Key operational realities:

• Change control for ER rules, precedence, and PIT logic.
• Release management for pipelines that affect regulatory outputs.
• Runbooks for temporal repair, reprocessing, and backfills.
• Audit trails for who changed what, when, and why.
• Collaboration between data engineering, risk, compliance, and business teams.

A platform that cannot explain its own changes will struggle in any serious review.

Several of these operational implications are explored in more detail elsewhere in the series.

10. Conclusion: A New Definition of “Mature”

Rather than restating components or technologies, this closing section reframes maturity in terms that matter in regulated environments. It draws a boundary between platforms that merely function and platforms that can explain themselves — consistently, defensibly, and over time.

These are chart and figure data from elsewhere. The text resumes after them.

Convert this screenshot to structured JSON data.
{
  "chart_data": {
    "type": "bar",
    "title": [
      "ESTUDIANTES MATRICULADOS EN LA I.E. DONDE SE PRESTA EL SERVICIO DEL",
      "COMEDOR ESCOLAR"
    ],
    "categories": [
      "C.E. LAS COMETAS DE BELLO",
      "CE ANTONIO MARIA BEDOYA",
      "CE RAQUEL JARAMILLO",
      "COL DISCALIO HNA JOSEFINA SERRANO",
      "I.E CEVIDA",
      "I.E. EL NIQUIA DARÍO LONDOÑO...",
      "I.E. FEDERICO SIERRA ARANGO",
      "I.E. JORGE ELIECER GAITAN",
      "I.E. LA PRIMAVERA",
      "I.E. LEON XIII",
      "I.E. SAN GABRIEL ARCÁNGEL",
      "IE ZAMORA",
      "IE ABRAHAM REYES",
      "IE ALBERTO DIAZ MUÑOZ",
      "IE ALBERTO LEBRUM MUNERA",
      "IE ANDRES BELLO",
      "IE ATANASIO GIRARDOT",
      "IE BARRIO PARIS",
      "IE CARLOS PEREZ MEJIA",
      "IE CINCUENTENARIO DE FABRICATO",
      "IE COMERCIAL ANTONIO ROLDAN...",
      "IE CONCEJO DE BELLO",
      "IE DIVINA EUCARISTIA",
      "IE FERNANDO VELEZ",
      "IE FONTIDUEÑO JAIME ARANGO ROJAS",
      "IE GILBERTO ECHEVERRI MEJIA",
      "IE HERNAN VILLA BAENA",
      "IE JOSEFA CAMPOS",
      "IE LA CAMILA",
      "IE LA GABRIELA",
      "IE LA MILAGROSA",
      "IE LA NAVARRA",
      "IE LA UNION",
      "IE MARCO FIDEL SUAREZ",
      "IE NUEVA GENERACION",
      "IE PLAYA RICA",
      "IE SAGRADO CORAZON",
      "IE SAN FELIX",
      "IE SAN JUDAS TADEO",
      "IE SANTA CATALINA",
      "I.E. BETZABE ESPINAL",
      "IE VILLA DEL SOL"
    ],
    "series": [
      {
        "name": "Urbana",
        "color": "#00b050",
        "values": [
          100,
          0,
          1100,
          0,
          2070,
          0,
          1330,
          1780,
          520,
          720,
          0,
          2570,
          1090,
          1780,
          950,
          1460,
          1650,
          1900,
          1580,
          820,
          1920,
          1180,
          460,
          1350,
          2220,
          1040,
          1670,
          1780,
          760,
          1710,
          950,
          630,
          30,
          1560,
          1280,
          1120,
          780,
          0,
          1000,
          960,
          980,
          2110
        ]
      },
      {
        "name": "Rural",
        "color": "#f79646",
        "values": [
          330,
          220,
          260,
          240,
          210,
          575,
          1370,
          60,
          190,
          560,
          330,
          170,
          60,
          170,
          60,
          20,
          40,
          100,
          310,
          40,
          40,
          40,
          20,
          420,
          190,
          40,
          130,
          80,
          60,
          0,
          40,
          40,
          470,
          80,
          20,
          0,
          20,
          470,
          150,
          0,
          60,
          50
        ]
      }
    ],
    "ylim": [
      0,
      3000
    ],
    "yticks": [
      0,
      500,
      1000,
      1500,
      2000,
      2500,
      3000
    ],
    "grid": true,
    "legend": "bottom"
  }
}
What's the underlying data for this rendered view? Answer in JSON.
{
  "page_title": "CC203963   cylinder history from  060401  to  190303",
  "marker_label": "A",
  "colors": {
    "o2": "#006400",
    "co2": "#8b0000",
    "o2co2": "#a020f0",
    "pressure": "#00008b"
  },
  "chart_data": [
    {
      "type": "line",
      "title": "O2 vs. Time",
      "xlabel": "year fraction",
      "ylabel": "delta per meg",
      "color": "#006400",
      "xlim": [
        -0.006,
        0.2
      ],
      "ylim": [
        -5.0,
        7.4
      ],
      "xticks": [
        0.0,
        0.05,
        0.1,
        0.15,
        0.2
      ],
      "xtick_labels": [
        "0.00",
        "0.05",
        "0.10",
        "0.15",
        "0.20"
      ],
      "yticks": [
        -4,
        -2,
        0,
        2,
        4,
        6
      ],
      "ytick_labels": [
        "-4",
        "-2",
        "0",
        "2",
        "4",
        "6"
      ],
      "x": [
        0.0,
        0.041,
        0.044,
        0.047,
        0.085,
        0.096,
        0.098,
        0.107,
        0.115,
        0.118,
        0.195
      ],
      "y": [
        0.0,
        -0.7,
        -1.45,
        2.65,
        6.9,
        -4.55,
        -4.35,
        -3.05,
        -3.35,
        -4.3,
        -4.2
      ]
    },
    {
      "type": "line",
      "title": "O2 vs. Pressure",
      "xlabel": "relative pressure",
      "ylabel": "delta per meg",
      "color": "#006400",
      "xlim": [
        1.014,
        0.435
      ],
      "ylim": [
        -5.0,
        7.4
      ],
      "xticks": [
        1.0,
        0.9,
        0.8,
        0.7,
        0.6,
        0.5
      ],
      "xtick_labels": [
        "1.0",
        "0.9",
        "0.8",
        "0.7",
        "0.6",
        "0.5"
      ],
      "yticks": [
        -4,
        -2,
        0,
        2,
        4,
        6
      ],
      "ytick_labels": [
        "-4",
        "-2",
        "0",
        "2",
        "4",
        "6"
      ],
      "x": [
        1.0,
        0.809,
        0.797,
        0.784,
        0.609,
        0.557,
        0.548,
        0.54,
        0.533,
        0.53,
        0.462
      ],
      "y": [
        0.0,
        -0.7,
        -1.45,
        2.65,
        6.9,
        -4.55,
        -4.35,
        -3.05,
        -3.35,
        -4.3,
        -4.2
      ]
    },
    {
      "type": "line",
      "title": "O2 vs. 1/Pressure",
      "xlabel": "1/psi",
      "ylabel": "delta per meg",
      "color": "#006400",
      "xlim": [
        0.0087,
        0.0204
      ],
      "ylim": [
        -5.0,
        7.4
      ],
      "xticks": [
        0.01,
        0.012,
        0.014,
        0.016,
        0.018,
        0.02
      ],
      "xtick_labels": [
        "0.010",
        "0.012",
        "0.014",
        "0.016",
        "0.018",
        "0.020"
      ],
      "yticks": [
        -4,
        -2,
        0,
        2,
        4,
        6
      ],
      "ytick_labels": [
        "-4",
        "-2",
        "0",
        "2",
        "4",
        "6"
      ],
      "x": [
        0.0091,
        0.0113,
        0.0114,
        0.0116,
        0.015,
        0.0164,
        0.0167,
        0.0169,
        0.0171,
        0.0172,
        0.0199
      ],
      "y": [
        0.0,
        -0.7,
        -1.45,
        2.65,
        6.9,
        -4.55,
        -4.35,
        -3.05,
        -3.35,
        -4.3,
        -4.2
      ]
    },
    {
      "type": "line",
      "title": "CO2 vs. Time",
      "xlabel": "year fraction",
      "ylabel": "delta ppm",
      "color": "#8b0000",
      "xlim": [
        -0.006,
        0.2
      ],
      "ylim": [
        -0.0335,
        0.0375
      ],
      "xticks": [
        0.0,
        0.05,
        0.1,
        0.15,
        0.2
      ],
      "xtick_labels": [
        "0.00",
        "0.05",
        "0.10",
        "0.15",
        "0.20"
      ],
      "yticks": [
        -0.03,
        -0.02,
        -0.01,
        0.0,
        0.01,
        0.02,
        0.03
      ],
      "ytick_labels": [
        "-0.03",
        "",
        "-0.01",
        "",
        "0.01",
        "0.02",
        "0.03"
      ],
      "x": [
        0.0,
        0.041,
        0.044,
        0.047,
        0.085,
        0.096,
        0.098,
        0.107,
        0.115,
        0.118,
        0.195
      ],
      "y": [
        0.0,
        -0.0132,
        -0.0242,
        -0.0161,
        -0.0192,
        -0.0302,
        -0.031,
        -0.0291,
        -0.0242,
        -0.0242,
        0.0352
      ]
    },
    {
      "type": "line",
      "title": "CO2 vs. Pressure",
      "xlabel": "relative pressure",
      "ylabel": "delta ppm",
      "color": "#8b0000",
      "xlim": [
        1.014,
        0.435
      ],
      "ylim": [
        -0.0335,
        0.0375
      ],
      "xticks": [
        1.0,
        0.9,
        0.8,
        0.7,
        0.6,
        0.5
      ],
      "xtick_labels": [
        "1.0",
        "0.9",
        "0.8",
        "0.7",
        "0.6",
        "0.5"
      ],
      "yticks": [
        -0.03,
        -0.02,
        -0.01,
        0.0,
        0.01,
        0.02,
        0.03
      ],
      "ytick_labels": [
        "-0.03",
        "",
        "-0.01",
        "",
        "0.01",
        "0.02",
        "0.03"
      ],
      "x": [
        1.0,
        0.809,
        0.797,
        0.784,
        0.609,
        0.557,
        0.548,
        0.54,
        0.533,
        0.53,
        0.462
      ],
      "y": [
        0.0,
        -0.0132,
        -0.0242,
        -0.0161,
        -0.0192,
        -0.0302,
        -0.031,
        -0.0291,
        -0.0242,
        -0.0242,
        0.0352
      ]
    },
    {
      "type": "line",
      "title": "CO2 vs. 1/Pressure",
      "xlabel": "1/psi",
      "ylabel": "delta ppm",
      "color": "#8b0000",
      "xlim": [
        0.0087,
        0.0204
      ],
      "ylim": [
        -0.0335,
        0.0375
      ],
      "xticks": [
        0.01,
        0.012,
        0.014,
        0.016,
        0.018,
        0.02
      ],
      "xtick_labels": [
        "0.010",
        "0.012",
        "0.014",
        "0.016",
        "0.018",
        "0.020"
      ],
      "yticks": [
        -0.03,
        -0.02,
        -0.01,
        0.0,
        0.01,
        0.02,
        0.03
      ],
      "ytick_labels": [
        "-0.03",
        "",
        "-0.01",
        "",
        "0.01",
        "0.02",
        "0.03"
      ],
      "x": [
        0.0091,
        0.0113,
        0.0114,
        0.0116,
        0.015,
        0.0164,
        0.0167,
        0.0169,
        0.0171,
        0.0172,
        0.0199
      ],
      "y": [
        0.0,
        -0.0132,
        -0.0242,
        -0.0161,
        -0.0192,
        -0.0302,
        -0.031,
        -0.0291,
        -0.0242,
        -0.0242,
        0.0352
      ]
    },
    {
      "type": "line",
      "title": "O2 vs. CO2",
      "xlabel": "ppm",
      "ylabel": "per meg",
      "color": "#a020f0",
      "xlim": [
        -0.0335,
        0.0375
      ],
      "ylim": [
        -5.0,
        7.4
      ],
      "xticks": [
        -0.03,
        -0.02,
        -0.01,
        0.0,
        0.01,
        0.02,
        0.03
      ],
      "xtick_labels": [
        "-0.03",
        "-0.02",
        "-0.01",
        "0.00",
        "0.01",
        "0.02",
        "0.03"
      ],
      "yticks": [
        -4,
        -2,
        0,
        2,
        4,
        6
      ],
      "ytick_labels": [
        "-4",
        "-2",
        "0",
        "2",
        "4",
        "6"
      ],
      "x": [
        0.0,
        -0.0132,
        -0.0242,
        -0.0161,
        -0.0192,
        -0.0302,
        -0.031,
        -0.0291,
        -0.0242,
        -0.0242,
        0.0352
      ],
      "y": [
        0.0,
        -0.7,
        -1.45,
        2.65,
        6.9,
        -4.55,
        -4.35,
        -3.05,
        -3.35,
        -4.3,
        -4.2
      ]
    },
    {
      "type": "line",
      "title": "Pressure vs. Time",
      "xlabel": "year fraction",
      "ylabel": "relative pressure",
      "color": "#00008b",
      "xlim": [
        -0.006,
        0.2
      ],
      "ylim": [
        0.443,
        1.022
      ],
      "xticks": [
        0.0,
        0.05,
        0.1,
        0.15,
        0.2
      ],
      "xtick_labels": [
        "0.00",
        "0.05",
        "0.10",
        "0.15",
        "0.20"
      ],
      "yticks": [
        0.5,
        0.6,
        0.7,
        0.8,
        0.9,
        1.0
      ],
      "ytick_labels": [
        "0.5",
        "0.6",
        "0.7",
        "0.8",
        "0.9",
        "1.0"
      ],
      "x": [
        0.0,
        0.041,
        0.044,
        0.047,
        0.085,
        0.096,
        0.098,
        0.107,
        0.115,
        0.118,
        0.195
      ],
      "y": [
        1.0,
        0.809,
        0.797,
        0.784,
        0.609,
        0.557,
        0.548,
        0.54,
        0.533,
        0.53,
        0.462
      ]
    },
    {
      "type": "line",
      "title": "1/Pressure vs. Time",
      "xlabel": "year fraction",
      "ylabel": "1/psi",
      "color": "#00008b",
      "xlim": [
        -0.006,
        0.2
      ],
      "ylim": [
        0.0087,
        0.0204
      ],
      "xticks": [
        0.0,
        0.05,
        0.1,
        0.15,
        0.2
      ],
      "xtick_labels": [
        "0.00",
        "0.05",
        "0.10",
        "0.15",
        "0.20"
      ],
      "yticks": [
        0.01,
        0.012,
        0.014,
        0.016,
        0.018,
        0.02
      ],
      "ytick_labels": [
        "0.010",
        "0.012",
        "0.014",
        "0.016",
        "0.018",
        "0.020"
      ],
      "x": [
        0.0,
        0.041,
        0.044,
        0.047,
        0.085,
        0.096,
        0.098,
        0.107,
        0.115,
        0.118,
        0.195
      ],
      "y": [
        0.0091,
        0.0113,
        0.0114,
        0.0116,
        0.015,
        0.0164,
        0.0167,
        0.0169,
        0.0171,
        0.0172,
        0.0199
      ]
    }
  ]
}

By 2026, a mature UK Financial Services lakehouse is not defined by:

• how many nodes it runs,
• which vendor is used,
• or how fashionable its diagrams look.

It is defined by whether it can:

• capture and preserve full temporal history correctly (SCD2 Bronze),
• provide clean, stable, current-state views (non-SCD Silver),
• expose business-aligned data products (Gold),
• articulate a coherent conceptual model (Platinum),
• resolve entities and precedence deterministically and explainably,
• reconstruct point-in-time states on demand,
• withstand late, out-of-order, and corrected data,
• and defend all of this in front of regulators, auditors, model risk, and internal challenge.

Put simply:

In practice, this is the only question a regulated data platform must be able to answer, consistently and under scrutiny: “What did we believe, based on which authority, at any time, and how did that belief evolve?”

Everything else — tools, vendors, buzzwords — is implementation detail.